El proyecto contempla una primera etapa de 160 lotes de entre 600 y 1.000 metros cuadrados y ya consiguió colocar cerca del 40% de las unidades durante la preventa. El emprendimiento se desarrolla sobre un predio de 60 hectáreas, aunque inicialmente se urbanizan 18.
La estructura societaria también muestra el componente familiar de la inversión. La familia Mondino posee el 50% del paquete accionario, la familia Aimar el 35% y la familia Zizzias el 15%. La administración está a cargo del arquitecto Daniel Marconetto.
El atractivo financiero está en la tierra. Los primeros compradores ingresaron con una rentabilidad proyectada cercana al 30%, mientras que el desarrollo ofrece financiación de hasta 48 meses. El plazo previsto para completar las obras ronda los 30 meses.
Pero el verdadero potencial del negocio está por encima de esos primeros 160 terrenos. Los socios poseen tierras linderas que permitirían multiplicar hasta por tres la escala del emprendimiento si las condiciones del mercado acompañan.
La apuesta inmobiliaria de Aimar
Estancia Vicentina busca posicionarse como un barrio boutique de baja densidad, con lotes grandes y servicios premium. El proyecto contempla un clubhouse de entre 800 y 900 metros cuadrados, con salones para eventos, gimnasio y pileta climatizada.
A eso se suman espacios verdes, riego por aspersión, seguridad perimetral y dos accesos principales, uno por calle Palestina y otro sobre la avenida Presidente Perón.

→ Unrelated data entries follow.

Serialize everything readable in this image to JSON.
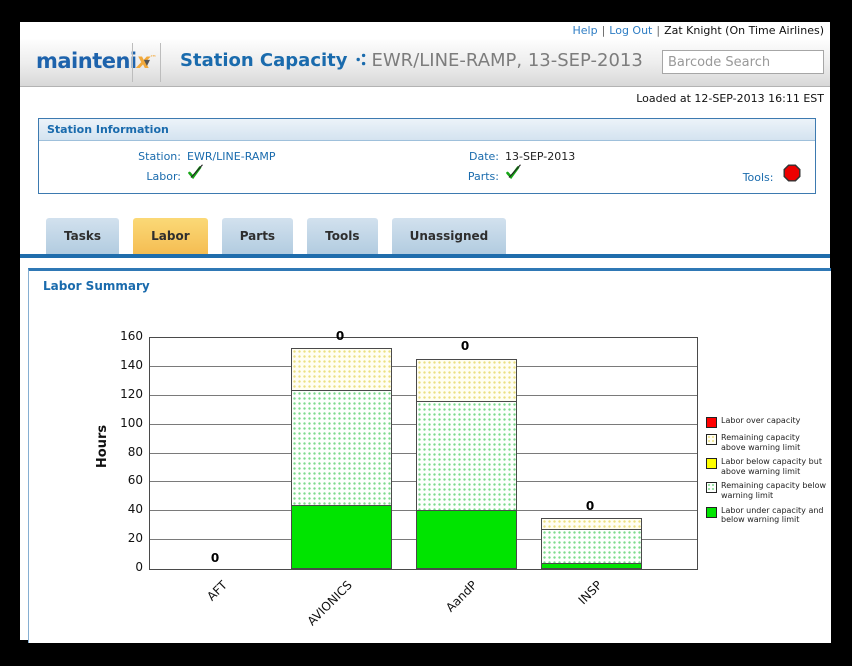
{
  "topbar": {
    "help": "Help",
    "logout": "Log Out",
    "user": "Zat Knight (On Time Airlines)",
    "sep": "|"
  },
  "header": {
    "logo_main": "mainteni",
    "logo_x": "x",
    "logo_tm": "TM",
    "dropdown_glyph": "▼",
    "title": "Station Capacity",
    "subtitle": "EWR/LINE-RAMP, 13-SEP-2013",
    "barcode_placeholder": "Barcode Search"
  },
  "loaded_text": "Loaded at 12-SEP-2013 16:11 EST",
  "station_info": {
    "title": "Station Information",
    "station_label": "Station:",
    "station_value": "EWR/LINE-RAMP",
    "date_label": "Date:",
    "date_value": "13-SEP-2013",
    "labor_label": "Labor:",
    "labor_status": "ok-check",
    "parts_label": "Parts:",
    "parts_status": "ok-check",
    "tools_label": "Tools:",
    "tools_status": "red-stop"
  },
  "tabs": [
    {
      "label": "Tasks",
      "active": false
    },
    {
      "label": "Labor",
      "active": true
    },
    {
      "label": "Parts",
      "active": false
    },
    {
      "label": "Tools",
      "active": false
    },
    {
      "label": "Unassigned",
      "active": false
    }
  ],
  "panel": {
    "title": "Labor Summary"
  },
  "chart_data": {
    "type": "bar",
    "stacked": true,
    "title": "",
    "xlabel": "",
    "ylabel": "Hours",
    "ylim": [
      0,
      160
    ],
    "ytick_step": 20,
    "grid": true,
    "legend_position": "right",
    "categories": [
      "AFT",
      "AVIONICS",
      "AandP",
      "INSP"
    ],
    "series": [
      {
        "name": "Labor under capacity and below warning limit",
        "style": "solid-green",
        "color": "#00e400",
        "values": [
          0,
          44,
          41,
          4
        ]
      },
      {
        "name": "Remaining capacity below warning limit",
        "style": "green-dotted",
        "color": "#7cdb8c",
        "values": [
          0,
          80,
          76,
          24
        ]
      },
      {
        "name": "Remaining capacity above warning limit",
        "style": "cream-dotted",
        "color": "#ece080",
        "values": [
          0,
          30,
          30,
          8
        ]
      }
    ],
    "bar_top_labels": [
      "0",
      "0",
      "0",
      "0"
    ],
    "legend": [
      {
        "label": "Labor over capacity",
        "style": "solid-red",
        "color": "#ff0000"
      },
      {
        "label": "Remaining capacity above warning limit",
        "style": "cream-dotted",
        "color": "#ece080"
      },
      {
        "label": "Labor below capacity but above warning limit",
        "style": "solid-yellow",
        "color": "#ffff00"
      },
      {
        "label": "Remaining capacity below warning limit",
        "style": "green-dotted",
        "color": "#7cdb8c"
      },
      {
        "label": "Labor under capacity and below warning limit",
        "style": "solid-green",
        "color": "#00e400"
      }
    ]
  }
}
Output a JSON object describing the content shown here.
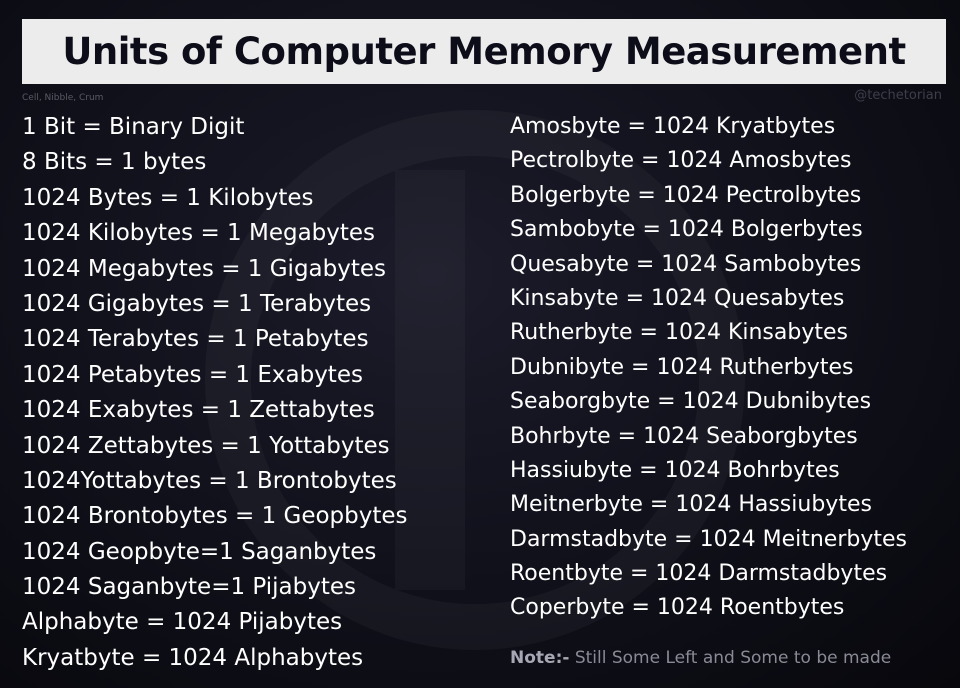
{
  "title": "Units of Computer Memory Measurement",
  "caption_note": "Cell, Nibble, Crum",
  "credit": "@techetorian",
  "left_column": [
    "1 Bit = Binary Digit",
    "8 Bits = 1 bytes",
    "1024 Bytes = 1 Kilobytes",
    "1024 Kilobytes = 1 Megabytes",
    "1024 Megabytes = 1 Gigabytes",
    "1024 Gigabytes = 1 Terabytes",
    "1024 Terabytes = 1 Petabytes",
    "1024 Petabytes = 1 Exabytes",
    "1024 Exabytes = 1 Zettabytes",
    "1024 Zettabytes = 1 Yottabytes",
    "1024Yottabytes = 1 Brontobytes",
    "1024 Brontobytes = 1 Geopbytes",
    "1024 Geopbyte=1 Saganbytes",
    "1024 Saganbyte=1 Pijabytes",
    "Alphabyte = 1024 Pijabytes",
    "Kryatbyte = 1024 Alphabytes"
  ],
  "right_column": [
    "Amosbyte = 1024 Kryatbytes",
    "Pectrolbyte = 1024 Amosbytes",
    "Bolgerbyte = 1024 Pectrolbytes",
    "Sambobyte = 1024 Bolgerbytes",
    "Quesabyte = 1024 Sambobytes",
    "Kinsabyte = 1024 Quesabytes",
    "Rutherbyte = 1024 Kinsabytes",
    "Dubnibyte = 1024 Rutherbytes",
    "Seaborgbyte = 1024 Dubnibytes",
    "Bohrbyte = 1024 Seaborgbytes",
    "Hassiubyte = 1024 Bohrbytes",
    "Meitnerbyte = 1024 Hassiubytes",
    "Darmstadbyte = 1024 Meitnerbytes",
    "Roentbyte = 1024 Darmstadbytes",
    "Coperbyte = 1024 Roentbytes"
  ],
  "footnote": {
    "label": "Note:-",
    "text": " Still Some Left and Some to be made"
  }
}
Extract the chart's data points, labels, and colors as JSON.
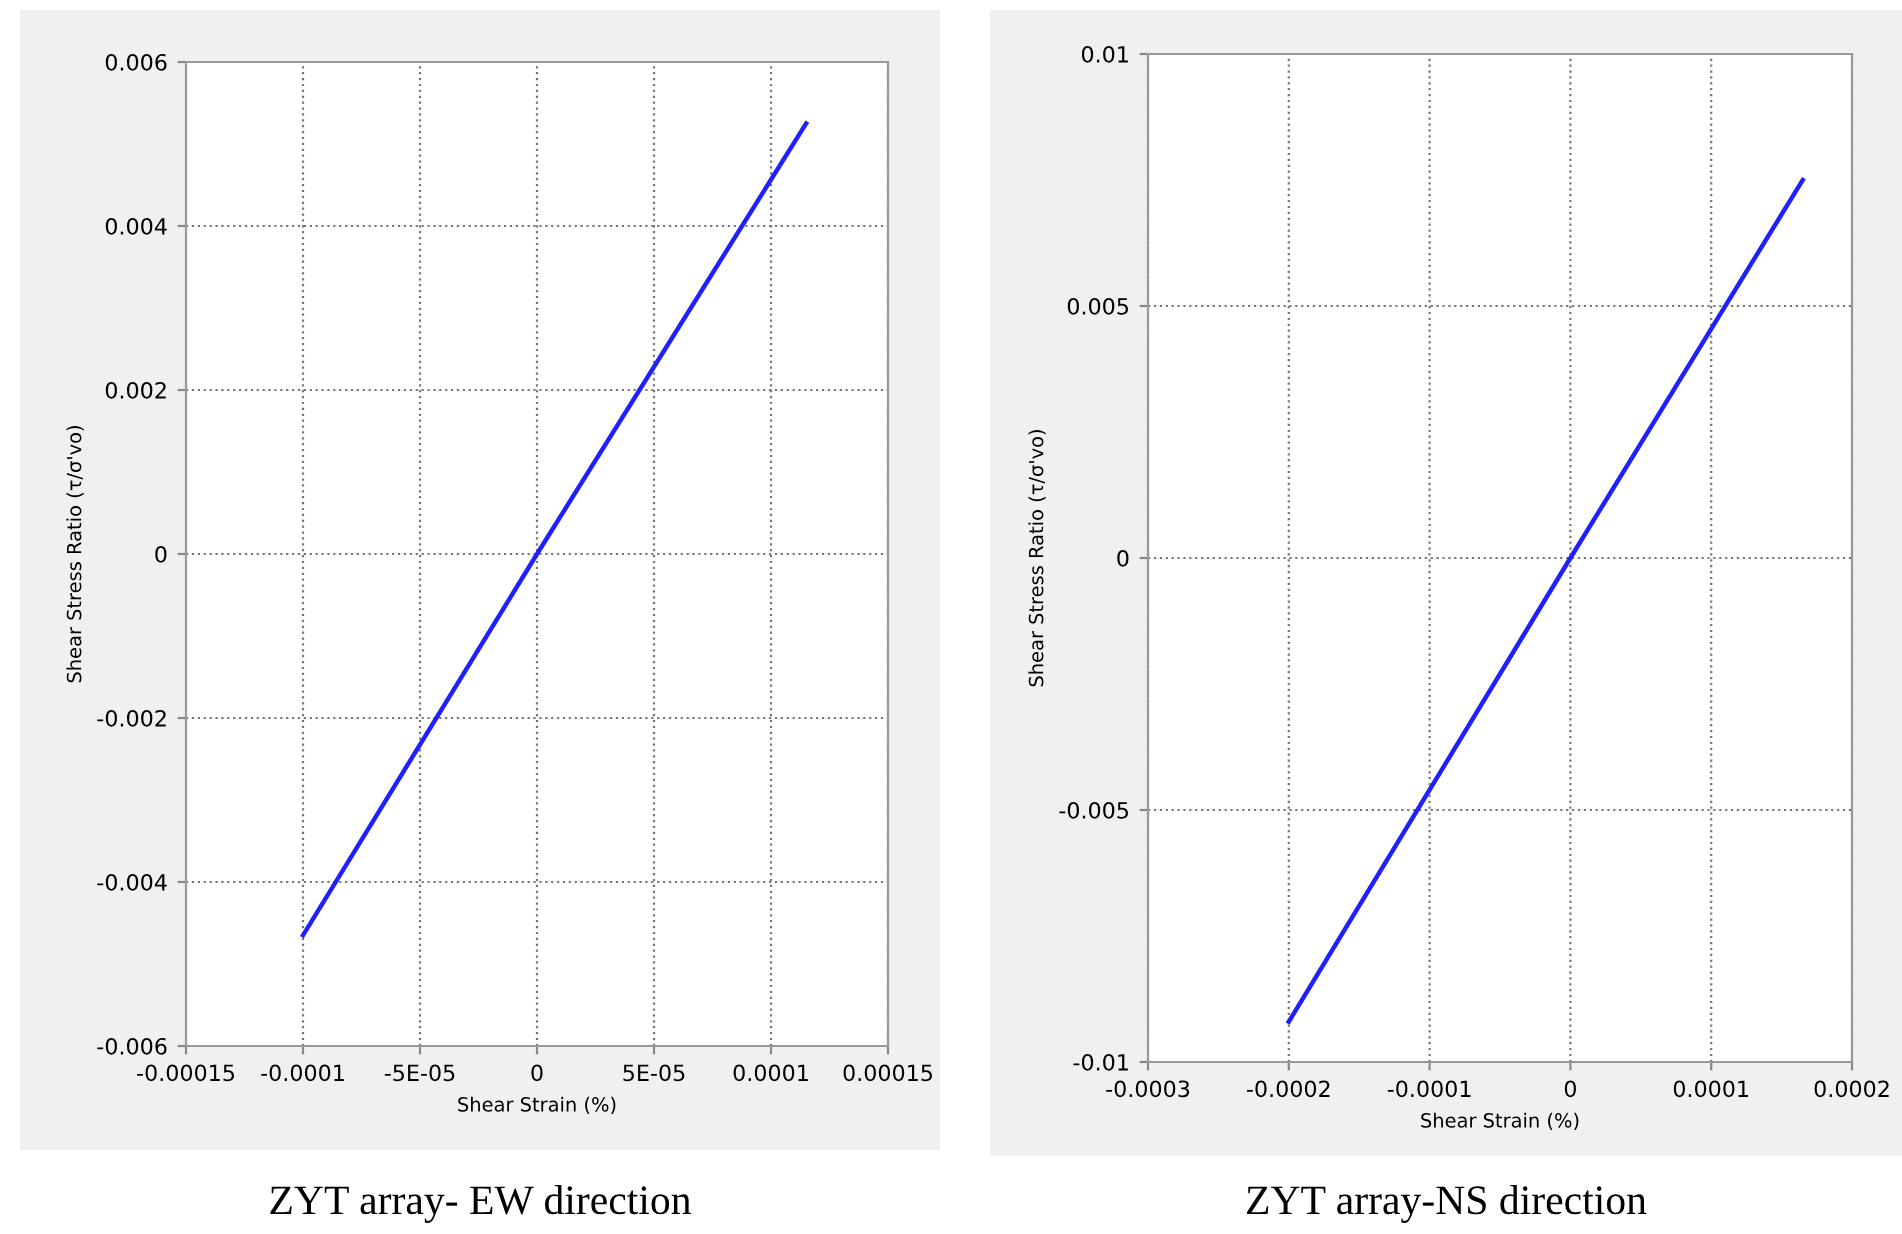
{
  "chart_data": [
    {
      "type": "line",
      "title": "ZYT array- EW direction",
      "xlabel": "Shear Strain (%)",
      "ylabel": "Shear Stress Ratio (τ/σ'vo)",
      "series": [
        {
          "color": "#1f1fff",
          "x": [
            -0.0001,
            0,
            0.000115
          ],
          "values": [
            -0.00465,
            0,
            0.00525
          ]
        }
      ],
      "xlim": [
        -0.00015,
        0.00015
      ],
      "xticks": [
        -0.00015,
        -0.0001,
        {
          "value": -5e-05,
          "label": "-5E-05"
        },
        0,
        {
          "value": 5e-05,
          "label": "5E-05"
        },
        0.0001,
        0.00015
      ],
      "ylim": [
        -0.006,
        0.006
      ],
      "yticks": [
        -0.006,
        -0.004,
        -0.002,
        0,
        0.002,
        0.004,
        0.006
      ],
      "grid": true,
      "line_style": "solid"
    },
    {
      "type": "line",
      "title": "ZYT array-NS direction",
      "xlabel": "Shear Strain (%)",
      "ylabel": "Shear Stress Ratio (τ/σ'vo)",
      "series": [
        {
          "color": "#1f1fff",
          "x": [
            -0.0002,
            0,
            0.000165
          ],
          "values": [
            -0.0092,
            0,
            0.0075
          ]
        }
      ],
      "xlim": [
        -0.0003,
        0.0002
      ],
      "xticks": [
        -0.0003,
        -0.0002,
        -0.0001,
        0,
        0.0001,
        0.0002
      ],
      "ylim": [
        -0.01,
        0.01
      ],
      "yticks": [
        -0.01,
        -0.005,
        0,
        0.005,
        0.01
      ],
      "grid": true,
      "line_style": "solid"
    }
  ]
}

La ubicación es parte central de la tesis de inversión. El desarrollo está situado sobre uno de los corredores con perspectivas de expansión urbana de Río Cuarto, en una zona que podría beneficiarse de nuevas obras de infraestructura, entre ellas la autopista y el viaducto proyectados sobre la avenida Presidente Perón.
En otras palabras, el negocio no consiste solamente en vender terrenos: la apuesta es comprar, urbanizar y esperar que la infraestructura multiplique el valor de la tierra.
La ejecución ya comenzó y actualmente genera alrededor de 40 puestos de trabajo, con posibilidad de alcanzar los 100 trabajadores durante los picos de actividad. Para fines de 2026, el cronograma contempla que las redes de agua y cloacas alcancen entre 50% y 60% de avance y que el clubhouse llegue aproximadamente al 60%.
Uno de los puntos relevantes de la estructura financiera es que las obras no dependen exclusivamente del dinero que ingresa por la preventa. El respaldo patrimonial de los socios permite avanzar con infraestructura mientras continúa la comercialización.
Para Aimar, además, no es su primera incursión fuera del fútbol. En 2020 se convirtió en el principal inversor de una ronda de financiación de Wygers, un club español de esports y gaming. En aquella operación aportó €100.000 (que en ese momento equivalían a casi 11 millones de pesos argentinos) dentro de una ronda que alcanzó €624.895 (cerca de los $50 millones).
La diferencia entre ambas apuestas es significativa: mientras Wygers representó una inversión en una industria tecnológica y de entretenimiento de alto crecimiento, Estancia Vicentina se apoya en un activo mucho más tradicional para los grandes patrimonios argentinos: la tierra.